A decisão de Mendonça, proferida no mesmo dia, afasta também o diretor de Inteligência da PF, Leandro Almada. A medida responde à produção de um relatório interno da PF que foi usado pelo ministro Alexandre de Moraes para solicitar uma investigação contra Mendonça, sob acusações de abuso de autoridade, improbidade administrativa e crime de responsabilidade na condução do caso do Banco Master e do INSS.
"Não nos deixaremos abalar com ataques, venham de onde vier, e afirmamos a nossa total confiança na direção-geral e no diretor-geral da Polícia Federal, Andrei Rodrigues", declarou Murad no evento. Integrantes da cúpula da PF manifestaram, sob reserva, "sentimento de indignação e revolta", interpretando a decisão como política, segundo a Folha de S.Paulo. Andrei Rodrigues cancelou sua participação no evento da PF pouco antes do horário previsto, após ser informado da decisão a caminho do local da cerimônia, onde 735 alunos aguardavam.
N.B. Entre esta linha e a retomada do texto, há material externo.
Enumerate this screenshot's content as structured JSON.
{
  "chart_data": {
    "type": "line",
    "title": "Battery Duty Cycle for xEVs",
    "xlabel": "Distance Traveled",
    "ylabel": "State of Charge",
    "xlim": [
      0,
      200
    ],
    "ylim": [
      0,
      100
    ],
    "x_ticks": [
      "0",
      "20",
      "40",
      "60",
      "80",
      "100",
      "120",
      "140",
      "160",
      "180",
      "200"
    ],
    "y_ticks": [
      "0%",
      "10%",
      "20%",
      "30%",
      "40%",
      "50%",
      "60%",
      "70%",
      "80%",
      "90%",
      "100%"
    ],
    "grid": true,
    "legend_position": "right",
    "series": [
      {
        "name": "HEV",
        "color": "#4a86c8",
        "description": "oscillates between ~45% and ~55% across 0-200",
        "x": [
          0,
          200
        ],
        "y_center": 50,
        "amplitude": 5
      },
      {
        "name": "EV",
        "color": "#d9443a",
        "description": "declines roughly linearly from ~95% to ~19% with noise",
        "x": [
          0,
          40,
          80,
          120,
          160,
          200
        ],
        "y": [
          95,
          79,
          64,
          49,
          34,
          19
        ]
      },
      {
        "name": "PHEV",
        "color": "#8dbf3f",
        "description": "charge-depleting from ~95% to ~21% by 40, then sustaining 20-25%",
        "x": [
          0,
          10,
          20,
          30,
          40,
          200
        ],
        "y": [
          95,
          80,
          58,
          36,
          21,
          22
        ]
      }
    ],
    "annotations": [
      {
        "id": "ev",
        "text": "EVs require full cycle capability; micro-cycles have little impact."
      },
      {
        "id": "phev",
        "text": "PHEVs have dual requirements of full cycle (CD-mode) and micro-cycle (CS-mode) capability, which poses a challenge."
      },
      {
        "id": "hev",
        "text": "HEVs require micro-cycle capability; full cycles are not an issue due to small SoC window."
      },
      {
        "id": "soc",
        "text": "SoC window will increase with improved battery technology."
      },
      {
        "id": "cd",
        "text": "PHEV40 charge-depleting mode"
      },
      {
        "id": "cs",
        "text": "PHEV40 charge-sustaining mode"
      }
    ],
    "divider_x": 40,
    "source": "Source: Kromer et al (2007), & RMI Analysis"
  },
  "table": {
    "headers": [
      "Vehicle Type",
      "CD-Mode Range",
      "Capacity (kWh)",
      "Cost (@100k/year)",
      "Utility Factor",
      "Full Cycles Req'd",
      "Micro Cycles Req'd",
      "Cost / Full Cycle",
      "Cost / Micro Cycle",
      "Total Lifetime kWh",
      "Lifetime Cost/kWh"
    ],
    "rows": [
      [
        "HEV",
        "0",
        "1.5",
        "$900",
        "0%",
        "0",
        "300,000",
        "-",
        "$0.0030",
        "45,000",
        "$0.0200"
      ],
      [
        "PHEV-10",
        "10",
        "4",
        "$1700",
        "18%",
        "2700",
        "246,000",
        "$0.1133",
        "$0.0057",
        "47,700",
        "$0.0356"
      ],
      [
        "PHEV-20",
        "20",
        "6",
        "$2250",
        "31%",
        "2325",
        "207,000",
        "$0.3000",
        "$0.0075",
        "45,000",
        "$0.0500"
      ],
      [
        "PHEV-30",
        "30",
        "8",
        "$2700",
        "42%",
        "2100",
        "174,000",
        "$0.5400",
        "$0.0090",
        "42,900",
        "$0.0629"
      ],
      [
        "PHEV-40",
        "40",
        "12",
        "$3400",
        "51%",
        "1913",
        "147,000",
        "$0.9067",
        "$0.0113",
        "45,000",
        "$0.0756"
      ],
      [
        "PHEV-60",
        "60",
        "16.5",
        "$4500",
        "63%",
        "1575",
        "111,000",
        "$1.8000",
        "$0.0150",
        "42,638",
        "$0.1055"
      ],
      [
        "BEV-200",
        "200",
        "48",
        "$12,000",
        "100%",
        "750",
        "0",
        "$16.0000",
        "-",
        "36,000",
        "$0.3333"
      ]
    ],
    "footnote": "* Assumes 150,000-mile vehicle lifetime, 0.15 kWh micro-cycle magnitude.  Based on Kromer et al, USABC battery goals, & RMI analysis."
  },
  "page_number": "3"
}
A Segunda Turma do STF, composta pelos ministros Luiz Fux, Gilmar Mendes, Dias Toffoli, Nunes Marques e André Mendonça, iniciou uma sessão virtual extraordinária para analisar a decisão de Mendonça. A turma formou maioria para manter o afastamento de Rodrigues, mas o ministro Gilmar Mendes pediu vista, suspendendo a sessão para uma análise mais aprofundada.